Wednesday, January 25, 2017

When Love Was All Around



"Love is all around,
No need to waste it.
You can have a town.
Why don't you take it?
You're gonna make it after all."


Paul Williams

Mary Tyler Moore died today — and so did another piece of my childhood.

Saturday nights in the 1970s were that generation's must–see TV — in no small part because of Moore. Oh, sure, there were others who contributed to it. All in the Family got things started, followed by M*A*S*H, followed by Moore, followed by The Bob Newhart Show, followed by The Carol Burnett Show. All great shows with great casts. It was truly a golden age for television.

I had dinner with my father tonight, and we reminisced about Moore. Dad still remembers episodes of that show and chuckles at the thought of them. Now that's comedy. When you can think about a sitcom episode you saw more than 40 years ago and you still laugh, you know it was good comedy.

And The Mary Tyler Moore Show was good comedy. Dad still laughs at the thought of almost every character on that show — Mr. Grant, Murray, Ted, Sue Ann, Georgette, Rhoda, Phyllis and especially Mary. They were all so well defined by the people who portrayed them. If there is such a thing as a flawless sitcom, The Mary Tyler Moore Show was one.

Around my house — and millions more, no doubt — the routine on Saturday nights was to settle in for three hours of almost nonstop quality entertainment on CBS. There was seldom a reason to change the channel.

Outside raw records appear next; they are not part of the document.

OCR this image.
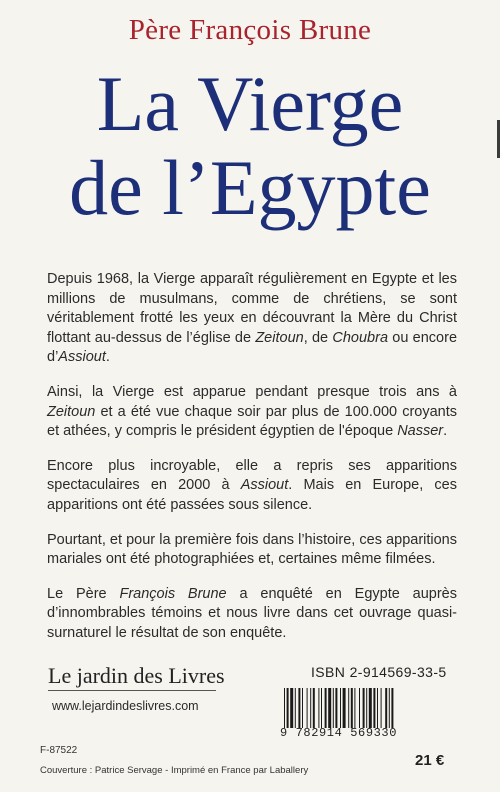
Père François Brune
La Vierge
de l’Egypte

Depuis 1968, la Vierge apparaît régulièrement en Egypte et les millions de musulmans, comme de chrétiens, se sont véritablement frotté les yeux en découvrant la Mère du Christ flottant au-dessus de l’église de Zeitoun, de Choubra ou encore d’Assiout.

Ainsi, la Vierge est apparue pendant presque trois ans à Zeitoun et a été vue chaque soir par plus de 100.000 croyants et athées, y compris le président égyptien de l'époque Nasser.

Encore plus incroyable, elle a repris ses apparitions spectaculaires en 2000 à Assiout. Mais en Europe, ces apparitions ont été passées sous silence.

Pourtant, et pour la première fois dans l’histoire, ces apparitions mariales ont été photographiées et, certaines même filmées.

Le Père François Brune a enquêté en Egypte auprès d’innombrables témoins et nous livre dans cet ouvrage quasi-surnaturel le résultat de son enquête.

Le jardin des Livres
www.lejardindeslivres.com
F-87522
Couverture : Patrice Servage - Imprimé en France par Laballery
ISBN 2-914569-33-5
9 782914 569330
21 €
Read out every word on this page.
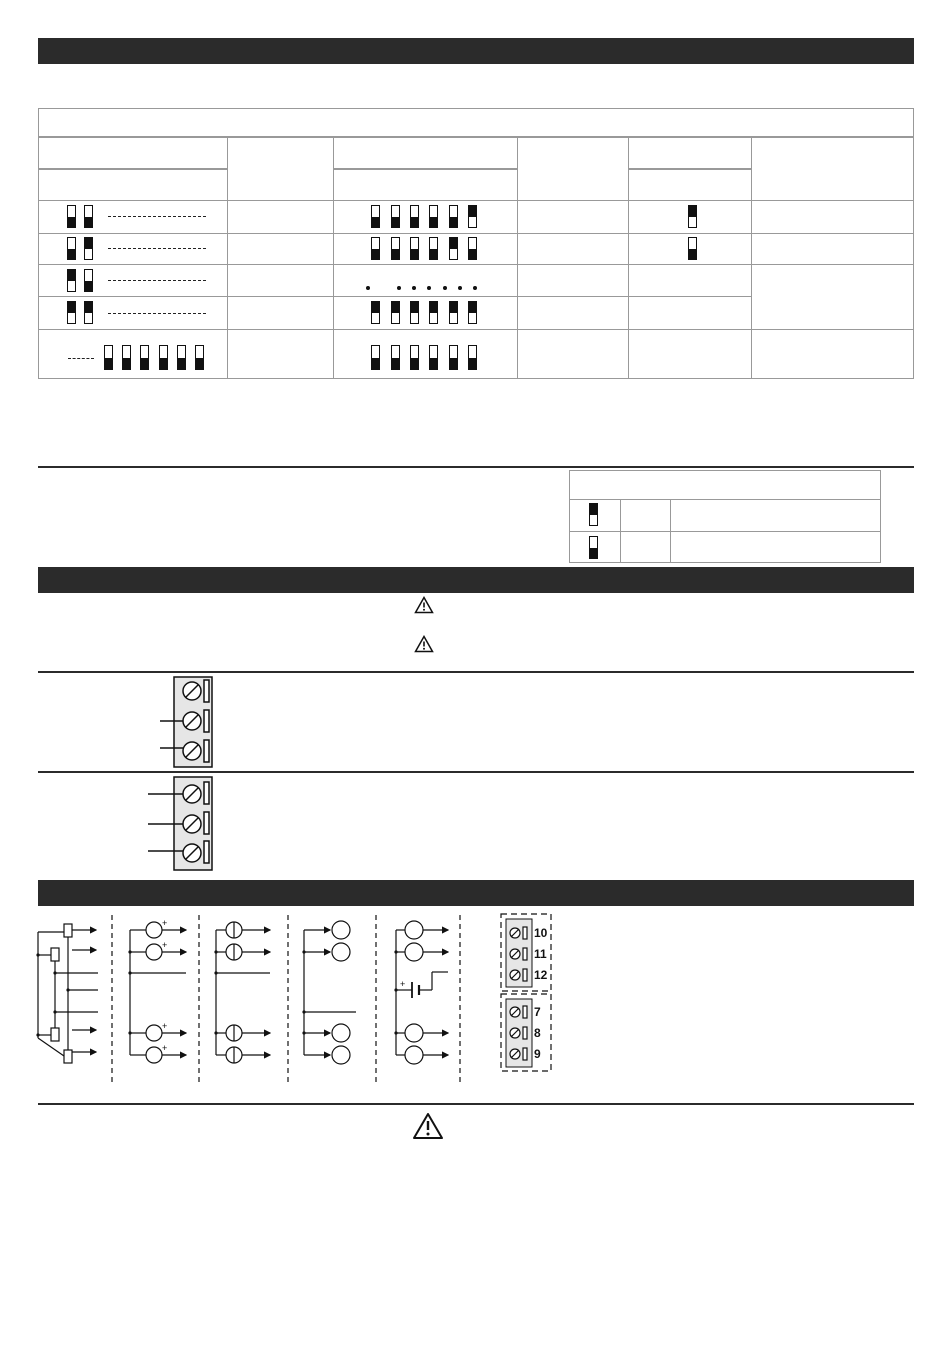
+
+
+
+
+
10
11
12
7
8
9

Clearly it was a collective effort, and there were many memorable characters on TV in those days, but Moore always stood out. She was beautiful, yes, but she was also very talented, a once–in–a–lifetime kind of talent.

By the '70s, Moore wasn't exactly a new face. She had been Dick Van Dyke's award–winning co–star on The Dick Van Dyke Show for five years in the '60s, then she dabbled in movies for a few years before she returned to the small screen. When she made her return, she did so as a single working woman. There were lots of single working women in the real world, but none that I can recall on television.

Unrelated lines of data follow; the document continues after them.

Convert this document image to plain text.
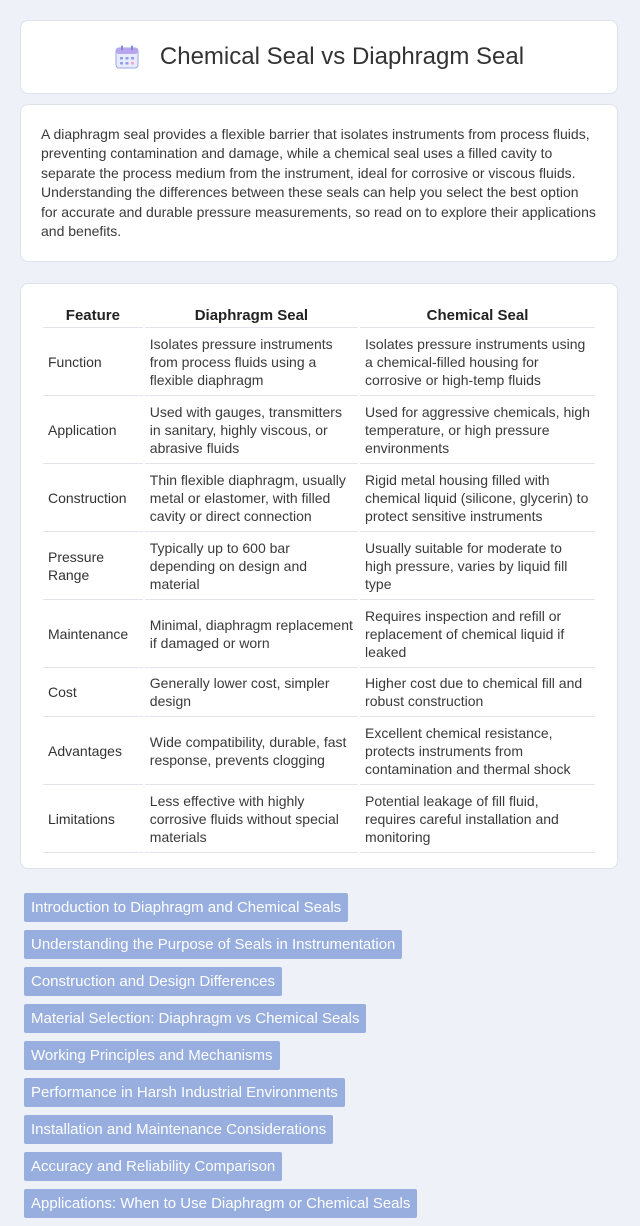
Chemical Seal vs Diaphragm Seal

A diaphragm seal provides a flexible barrier that isolates instruments from process fluids, preventing contamination and damage, while a chemical seal uses a filled cavity to separate the process medium from the instrument, ideal for corrosive or viscous fluids. Understanding the differences between these seals can help you select the best option for accurate and durable pressure measurements, so read on to explore their applications and benefits.

Feature	Diaphragm Seal	Chemical Seal
Function	Isolates pressure instruments from process fluids using a flexible diaphragm	Isolates pressure instruments using a chemical-filled housing for corrosive or high-temp fluids
Application	Used with gauges, transmitters in sanitary, highly viscous, or abrasive fluids	Used for aggressive chemicals, high temperature, or high pressure environments
Construction	Thin flexible diaphragm, usually metal or elastomer, with filled cavity or direct connection	Rigid metal housing filled with chemical liquid (silicone, glycerin) to protect sensitive instruments
Pressure Range	Typically up to 600 bar depending on design and material	Usually suitable for moderate to high pressure, varies by liquid fill type
Maintenance	Minimal, diaphragm replacement if damaged or worn	Requires inspection and refill or replacement of chemical liquid if leaked
Cost	Generally lower cost, simpler design	Higher cost due to chemical fill and robust construction
Advantages	Wide compatibility, durable, fast response, prevents clogging	Excellent chemical resistance, protects instruments from contamination and thermal shock
Limitations	Less effective with highly corrosive fluids without special materials	Potential leakage of fill fluid, requires careful installation and monitoring
Introduction to Diaphragm and Chemical Seals
Understanding the Purpose of Seals in Instrumentation
Construction and Design Differences
Material Selection: Diaphragm vs Chemical Seals
Working Principles and Mechanisms
Performance in Harsh Industrial Environments
Installation and Maintenance Considerations
Accuracy and Reliability Comparison
Applications: When to Use Diaphragm or Chemical Seals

They found a voice in Moore. She was a great role model for those women — for everyone, really, but especially for those single working women, some of whom were also mothers. Moore didn't play a mother in her role as Mary Richards, but she made her own contributions to the challenges of parenting, both in her personal life and on the stage.

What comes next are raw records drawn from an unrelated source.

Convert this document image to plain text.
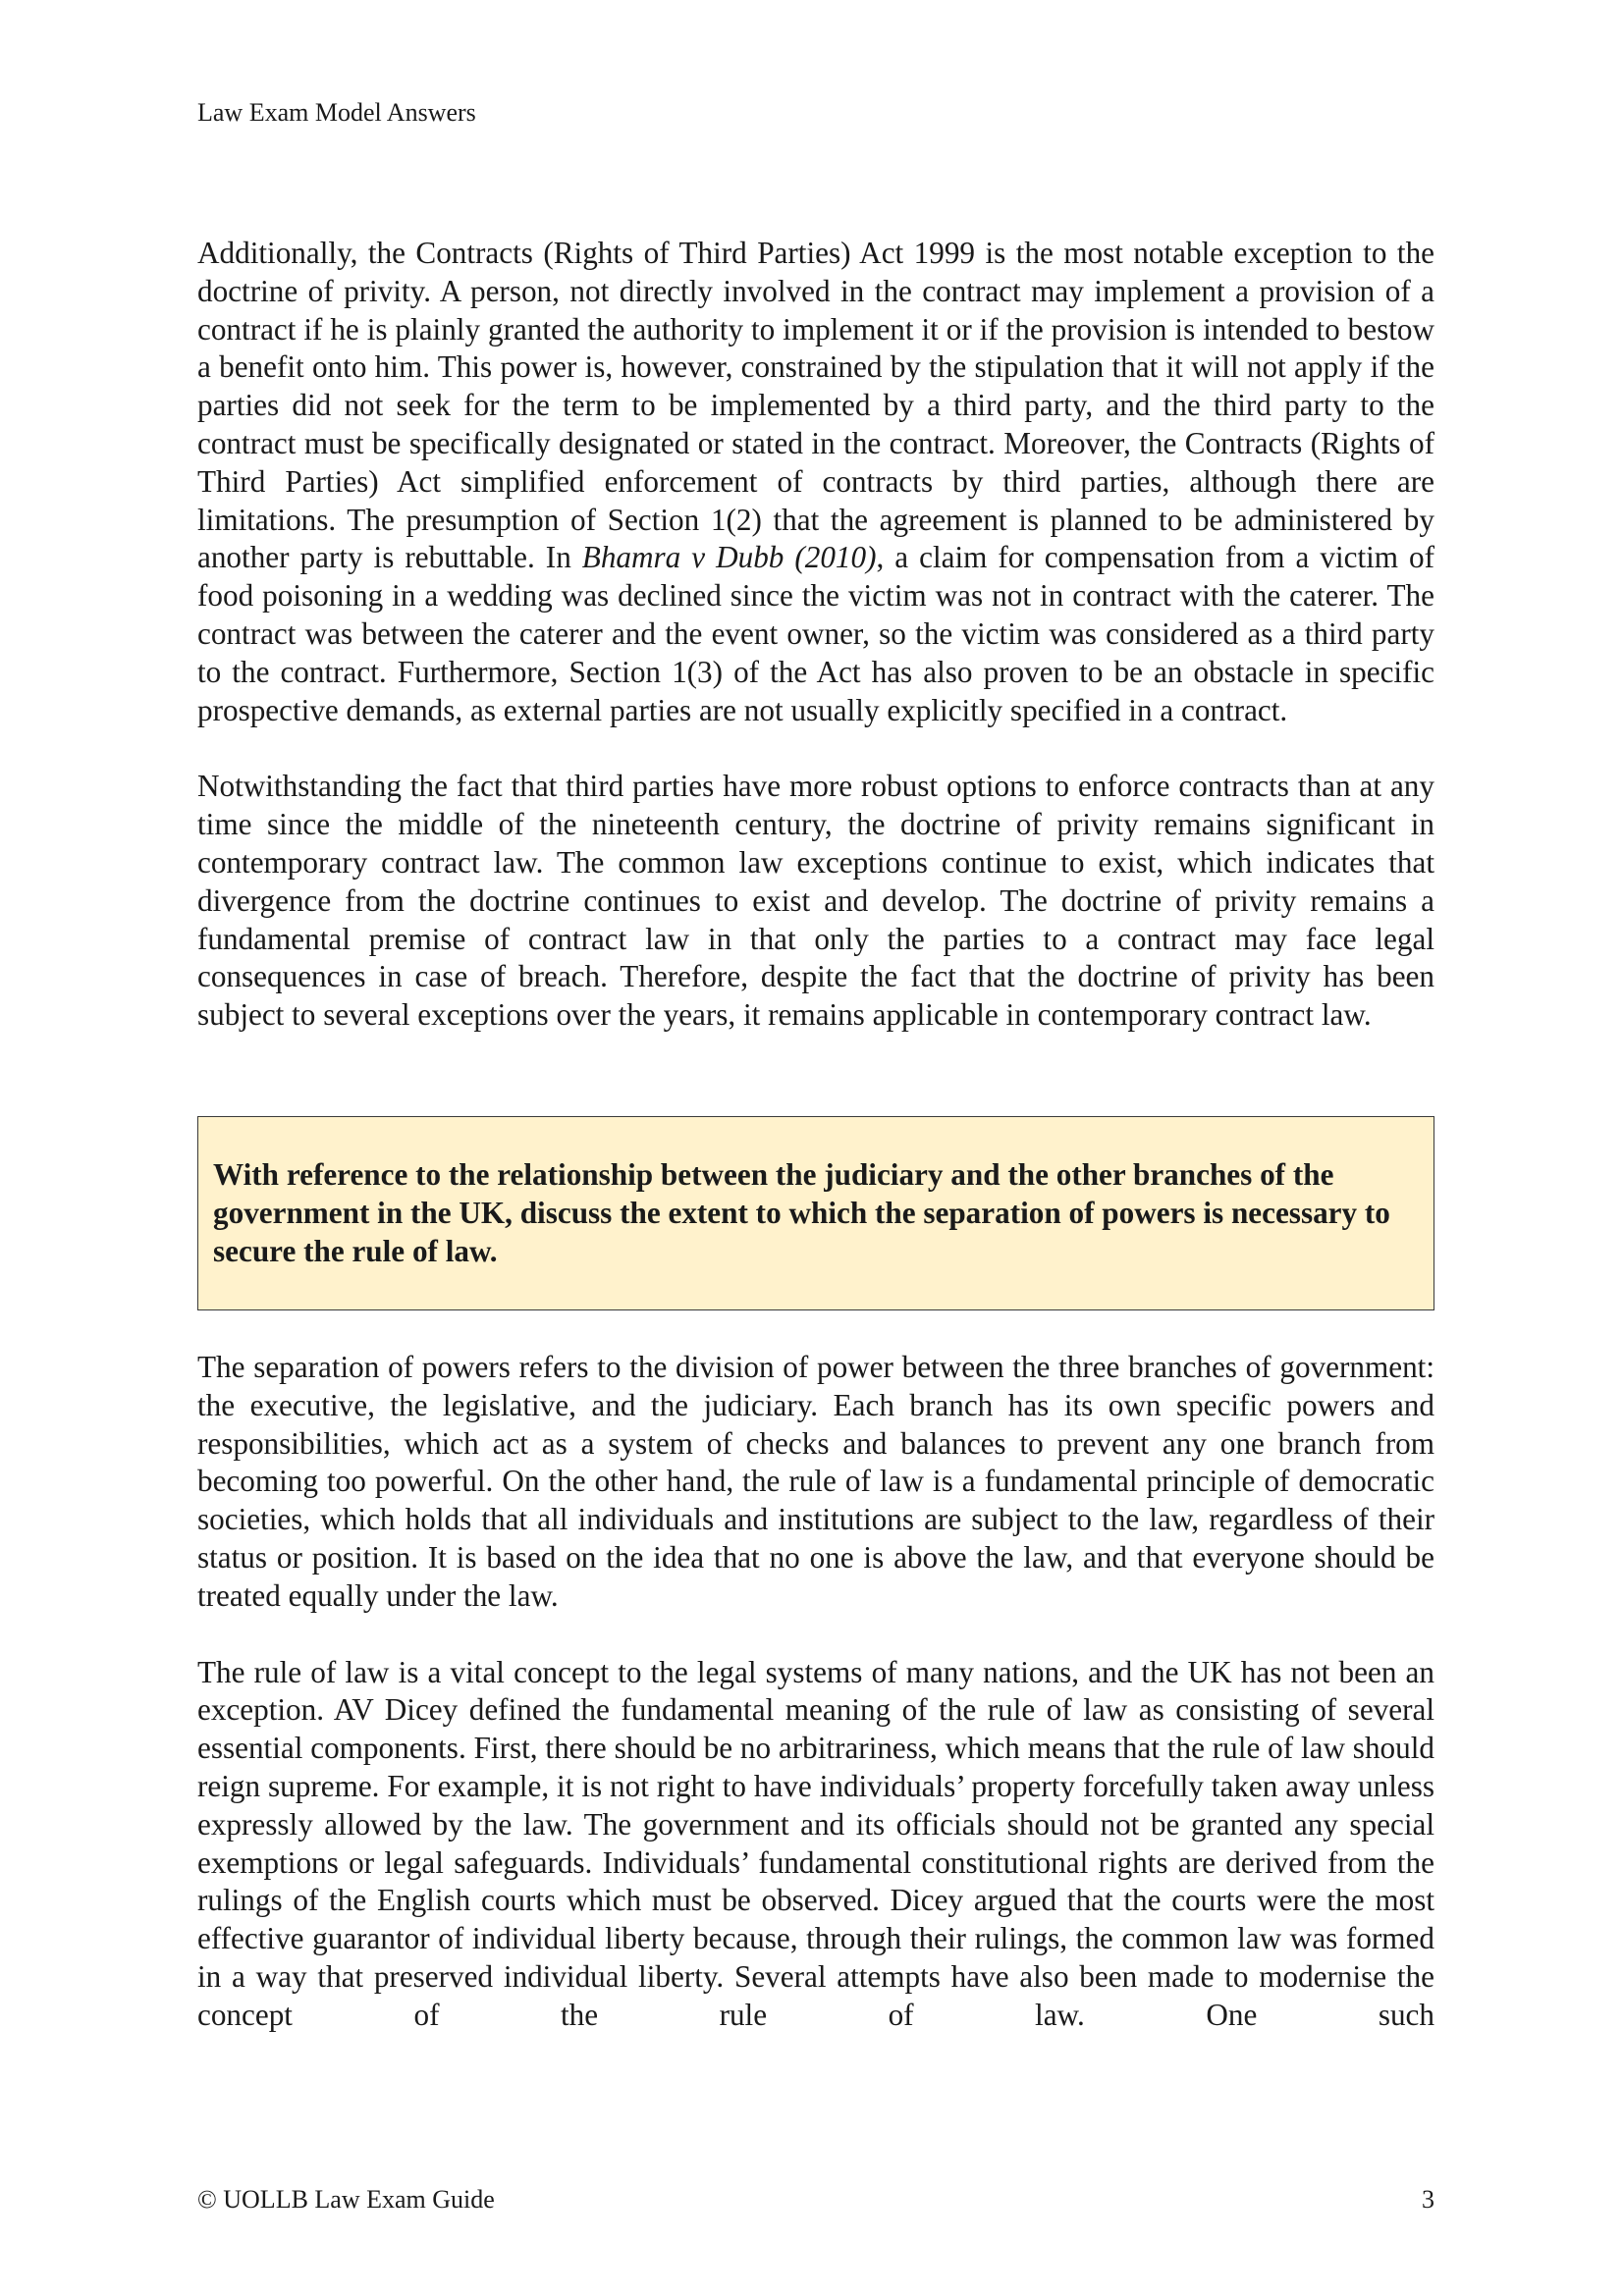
Law Exam Model Answers

Additionally, the Contracts (Rights of Third Parties) Act 1999 is the most notable exception to the doctrine of privity. A person, not directly involved in the contract may implement a provision of a contract if he is plainly granted the authority to implement it or if the provision is intended to bestow a benefit onto him. This power is, however, constrained by the stipulation that it will not apply if the parties did not seek for the term to be implemented by a third party, and the third party to the contract must be specifically designated or stated in the contract. Moreover, the Contracts (Rights of Third Parties) Act simplified enforcement of contracts by third parties, although there are limitations. The presumption of Section 1(2) that the agreement is planned to be administered by another party is rebuttable. In Bhamra v Dubb (2010), a claim for compensation from a victim of food poisoning in a wedding was declined since the victim was not in contract with the caterer. The contract was between the caterer and the event owner, so the victim was considered as a third party to the contract. Furthermore, Section 1(3) of the Act has also proven to be an obstacle in specific prospective demands, as external parties are not usually explicitly specified in a contract.

Notwithstanding the fact that third parties have more robust options to enforce contracts than at any time since the middle of the nineteenth century, the doctrine of privity remains significant in contemporary contract law. The common law exceptions continue to exist, which indicates that divergence from the doctrine continues to exist and develop. The doctrine of privity remains a fundamental premise of contract law in that only the parties to a contract may face legal consequences in case of breach. Therefore, despite the fact that the doctrine of privity has been subject to several exceptions over the years, it remains applicable in contemporary contract law.

With reference to the relationship between the judiciary and the other branches of the government in the UK, discuss the extent to which the separation of powers is necessary to secure the rule of law.

The separation of powers refers to the division of power between the three branches of government: the executive, the legislative, and the judiciary. Each branch has its own specific powers and responsibilities, which act as a system of checks and balances to prevent any one branch from becoming too powerful. On the other hand, the rule of law is a fundamental principle of democratic societies, which holds that all individuals and institutions are subject to the law, regardless of their status or position. It is based on the idea that no one is above the law, and that everyone should be treated equally under the law.

The rule of law is a vital concept to the legal systems of many nations, and the UK has not been an exception. AV Dicey defined the fundamental meaning of the rule of law as consisting of several essential components. First, there should be no arbitrariness, which means that the rule of law should reign supreme. For example, it is not right to have individuals’ property forcefully taken away unless expressly allowed by the law. The government and its officials should not be granted any special exemptions or legal safeguards. Individuals’ fundamental constitutional rights are derived from the rulings of the English courts which must be observed. Dicey argued that the courts were the most effective guarantor of individual liberty because, through their rulings, the common law was formed in a way that preserved individual liberty. Several attempts have also been made to modernise the concept of the rule of law. One such

© UOLLB Law Exam Guide	3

After her TV show came to an end in 1977, she made more movies. Her most noteworthy had to be "Ordinary People," Robert Redford's directorial debut. Ironically, the movie made its theatrical debut about a month before Moore's only child accidentally shot and killed himself.

That was the movie that showed the world just how talented Moore was. She wasn't merely the warm and loving Laura Petrie or Mary Richards of her successful sitcoms. She was also the icy, emotionally distant Beth whose family was falling apart in the wake of her oldest son's death.

Apart from her acting, Moore was an animal rights advocate and a spokeswoman for issues related to diabetes, a disease from which she suffered for more than half her life.

In the '70s, Moore was known as a liberal and generally supported Democrats, but she became a self–described "libertarian centrist" who leaned conservative and watched Fox News. In 2009 Parade magazine reported that she said she would have campaigned for Republican John McCain in 2008 if she had been asked.

She led a remarkable life, and the world was privileged to share it with her.